Двадцать седьмая глава
« — Здравствуй на многие лета, брат мой Санька. Пишу тебе, как выдалась свободная минутка. Вернулся только из немецкой колонии, сбросил с плеч аккордеон, повесил куртку на вешалку, да и сел за письмо.
Душа моя разрывается на части — сил нет, как соскучился по тебе, Мишке, Владимиру Алексеевичу, Марии Ивановне и Наденьке.
Поверишь ли, даже сэр Хвост Трубой снится иногда. Подойдёт этак, боднёт башкой своей лохматой… дескать, скоро ты в Москву прибудешь-то?
Скучаю и по улочкам Московским, вплоть до каждого проулочка трущобного. Звон колокольный, стены Кремля, акающий московский говорок сниться. Бывает, что и гуляю во сне по улочкам, ставших мне роднее родных. Просыпаюсь, и слёзы на глазах.
Рвётся душа моя к вам так, что будь крылат – вот ей-ей, только взмахнул бы крылами, и к вам! Совсем уже скоро сяду на поезд, и отбуду в милую моему сердцу Москву, тотчас по отбытию затосковав по Одессе. Так вот, брат.
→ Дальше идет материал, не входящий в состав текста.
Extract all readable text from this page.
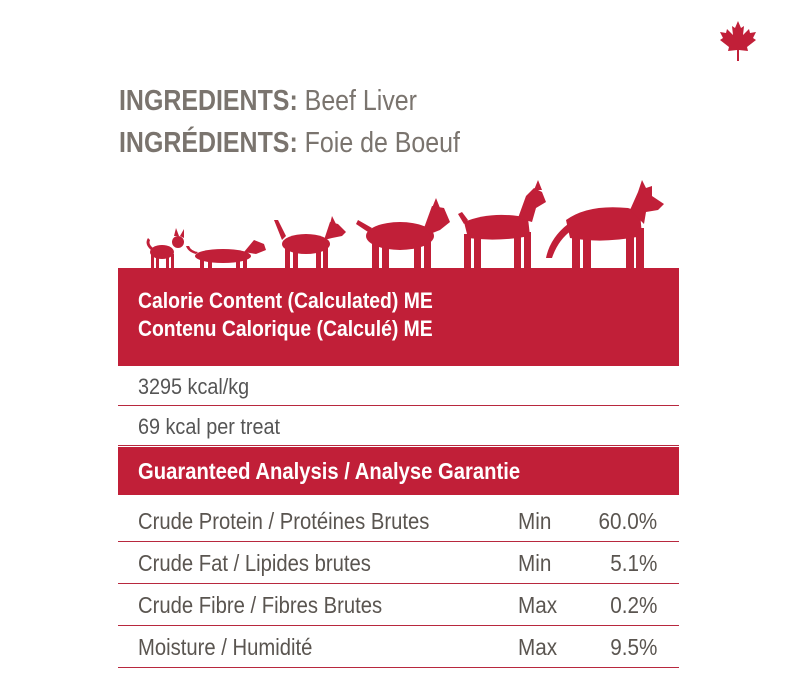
INGREDIENTS: Beef Liver
INGRÉDIENTS: Foie de Boeuf
Calorie Content (Calculated) ME
Contenu Calorique (Calculé) ME
3295 kcal/kg
69 kcal per treat
Guaranteed Analysis / Analyse Garantie
Crude Protein / Protéines Brutes	Min 60.0%
Crude Fat / Lipides brutes	Min	5.1%
Crude Fibre / Fibres Brutes	Max 0.2%
Moisture / Humidité	Max 9.5%
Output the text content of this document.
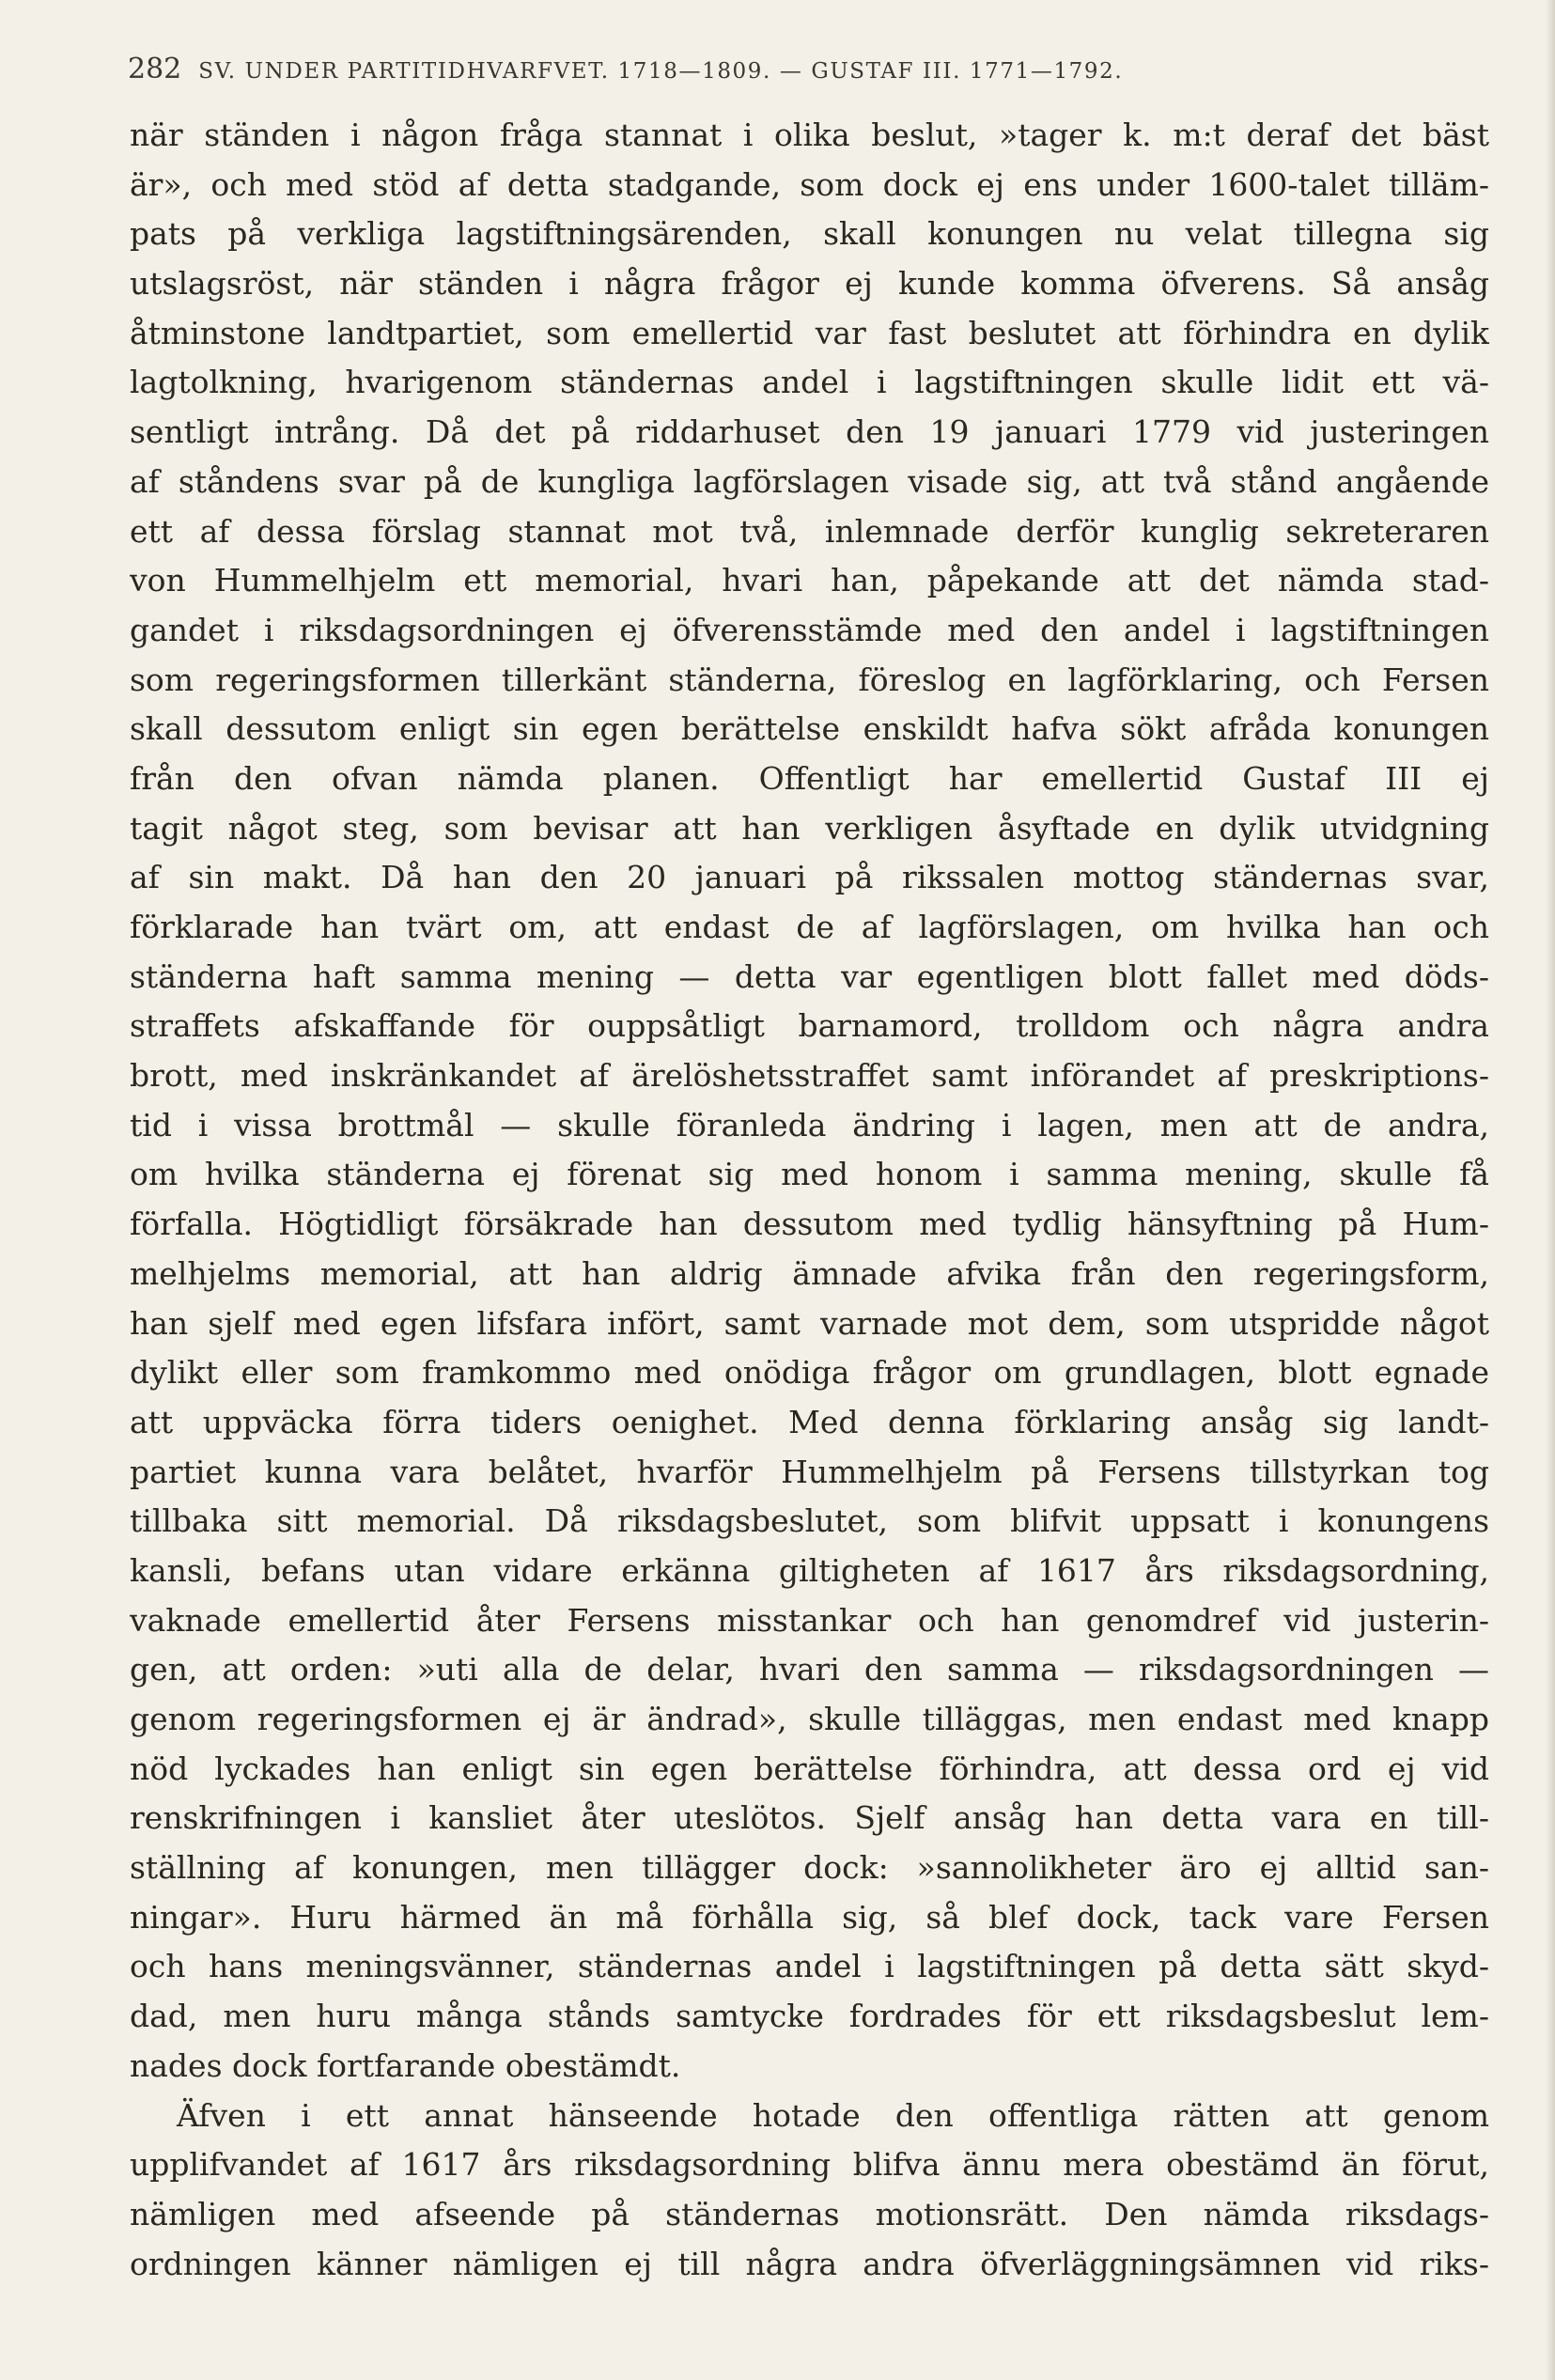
282 SV. UNDER PARTITIDHVARFVET. 1718—1809. — GUSTAF III. 1771—1792.
när ständen i någon fråga stannat i olika beslut, »tager k. m:t deraf det bäst
är», och med stöd af detta stadgande, som dock ej ens under 1600-talet tilläm-
pats på verkliga lagstiftningsärenden, skall konungen nu velat tillegna sig
utslagsröst, när ständen i några frågor ej kunde komma öfverens. Så ansåg
åtminstone landtpartiet, som emellertid var fast beslutet att förhindra en dylik
lagtolkning, hvarigenom ständernas andel i lagstiftningen skulle lidit ett vä-
sentligt intrång. Då det på riddarhuset den 19 januari 1779 vid justeringen
af ståndens svar på de kungliga lagförslagen visade sig, att två stånd angående
ett af dessa förslag stannat mot två, inlemnade derför kunglig sekreteraren
von Hummelhjelm ett memorial, hvari han, påpekande att det nämda stad-
gandet i riksdagsordningen ej öfverensstämde med den andel i lagstiftningen
som regeringsformen tillerkänt ständerna, föreslog en lagförklaring, och Fersen
skall dessutom enligt sin egen berättelse enskildt hafva sökt afråda konungen
från den ofvan nämda planen. Offentligt har emellertid Gustaf III ej
tagit något steg, som bevisar att han verkligen åsyftade en dylik utvidgning
af sin makt. Då han den 20 januari på rikssalen mottog ständernas svar,
förklarade han tvärt om, att endast de af lagförslagen, om hvilka han och
ständerna haft samma mening — detta var egentligen blott fallet med döds-
straffets afskaffande för ouppsåtligt barnamord, trolldom och några andra
brott, med inskränkandet af ärelöshetsstraffet samt införandet af preskriptions-
tid i vissa brottmål — skulle föranleda ändring i lagen, men att de andra,
om hvilka ständerna ej förenat sig med honom i samma mening, skulle få
förfalla. Högtidligt försäkrade han dessutom med tydlig hänsyftning på Hum-
melhjelms memorial, att han aldrig ämnade afvika från den regeringsform,
han sjelf med egen lifsfara infört, samt varnade mot dem, som utspridde något
dylikt eller som framkommo med onödiga frågor om grundlagen, blott egnade
att uppväcka förra tiders oenighet. Med denna förklaring ansåg sig landt-
partiet kunna vara belåtet, hvarför Hummelhjelm på Fersens tillstyrkan tog
tillbaka sitt memorial. Då riksdagsbeslutet, som blifvit uppsatt i konungens
kansli, befans utan vidare erkänna giltigheten af 1617 års riksdagsordning,
vaknade emellertid åter Fersens misstankar och han genomdref vid justerin-
gen, att orden: »uti alla de delar, hvari den samma — riksdagsordningen —
genom regeringsformen ej är ändrad», skulle tilläggas, men endast med knapp
nöd lyckades han enligt sin egen berättelse förhindra, att dessa ord ej vid
renskrifningen i kansliet åter uteslötos. Sjelf ansåg han detta vara en till-
ställning af konungen, men tillägger dock: »sannolikheter äro ej alltid san-
ningar». Huru härmed än må förhålla sig, så blef dock, tack vare Fersen
och hans meningsvänner, ständernas andel i lagstiftningen på detta sätt skyd-
dad, men huru många stånds samtycke fordrades för ett riksdagsbeslut lem-
nades dock fortfarande obestämdt.
Äfven i ett annat hänseende hotade den offentliga rätten att genom
upplifvandet af 1617 års riksdagsordning blifva ännu mera obestämd än förut,
nämligen med afseende på ständernas motionsrätt. Den nämda riksdags-
ordningen känner nämligen ej till några andra öfverläggningsämnen vid riks-
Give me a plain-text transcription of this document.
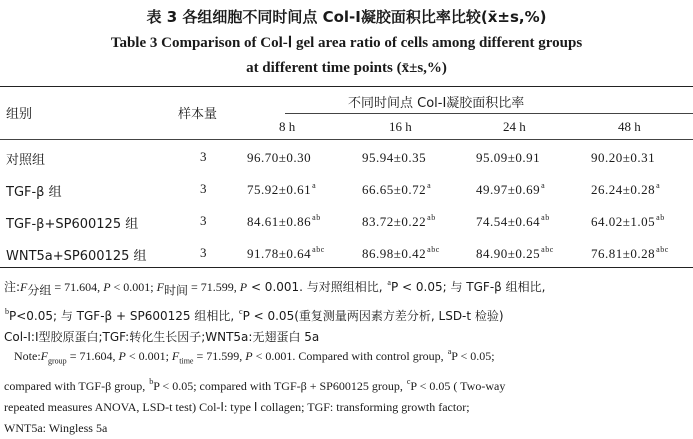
表 3 各组细胞不同时间点 Col-Ⅰ凝胶面积比率比较(x̄±s,%)
Table 3 Comparison of Col-Ⅰ gel area ratio of cells among different groups
at different time points (x̄±s,%)
组别	样本量
不同时间点 Col-Ⅰ凝胶面积比率
8 h	16 h	24 h	48 h
对照组	3	96.70±0.30	95.94±0.35	95.09±0.91	90.20±0.31
TGF-β 组	3	75.92±0.61$^a$	66.65±0.72$^a$	49.97±0.69$^a$	26.24±0.28$^a$
TGF-β+SP600125 组	3	84.61±0.86$^{ab}$	83.72±0.22$^{ab}$	74.54±0.64$^{ab}$	64.02±1.05$^{ab}$
WNT5a+SP600125 组	3	91.78±0.64$^{abc}$	86.98±0.42$^{abc}$	84.90±0.25$^{abc}$	76.81±0.28$^{abc}$
注$:F_{分组} = 71.604$, P < 0.001; $F_{时间} = 71.599$, P < 0.001. 与对照组相比, $^a$P < 0.05; 与 TGF-β 组相比,
$^b$P<0.05; 与 TGF-β + SP600125 组相比, $^c$P < 0.05(重复测量两因素方差分析, LSD-t 检验)
Col-Ⅰ:Ⅰ型胶原蛋白;TGF:转化生长因子;WNT5a:无翅蛋白 5a
$Note:F_{group} = 71.604$, P < 0.001; $F_{time} = 71.599$, P < 0.001. Compared with control group, $^a$P < 0.05;
compared with TGF-β group, $^b$P < 0.05; compared with TGF-β + SP600125 group, $^c$P < 0.05 ( Two-way
repeated measures ANOVA, LSD-t test) Col-Ⅰ: type Ⅰ collagen; TGF: transforming growth factor;
WNT5a: Wingless 5a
Сердце навечно пополам.
Знаю уже, что буду видеть во сне Одессу с её набережной и каштанами в цвету, изменчивое и любимое море, Фиру, тётю Песю, Лёвку, Косту и всех-всех-всех, ставших для меня родными и близкими.
Хочется иногда придумать что-нибудь этакое, чтобы махнуть этак крылами, и в Одессе через пару часов. Не знаю пока ещё, как подступиться, но твёрдо уверен — небо будет нашим!
Есть у меня идеи крылатые, Санька! Есть! Но для этого нужна либо всемерная помощь государства, на что я совершенно не рассчитываю, зная безмерно дурное управление, либо деньги. Много денег!»
Шквалистый порыв ветра ударил в окно, заставив задребезжать стекло, за которым, отчаянно размахивая крылами, задом наперёд пролетел обалделый голубь, теряя перья и остатки и без того невеликих мозгов.
— Ма-ам! – раздался восторженный детский голосок, перекрывший шум ветра, – Смотри! Ма-ам…
Не выдержав пронзительного по-кошачьи мамканья, подошёл к окну. Ну да, ожидаемо… Мелкие Кацы, раздобыв где-то кусок драной парусины, подпрыгивали, вцепившись в углы, и пролетали несколько метров, заливисто хохоча.
– Ма-ам!
– Ой вэй! — показалась на пороге мать чумазого семейства, всплёскивая заполошно руками, — Живо домой! У всех дети как дети, на счастье и гордость, а у мине босяки на позор уже сейчас, а не когда подрастут! Домой!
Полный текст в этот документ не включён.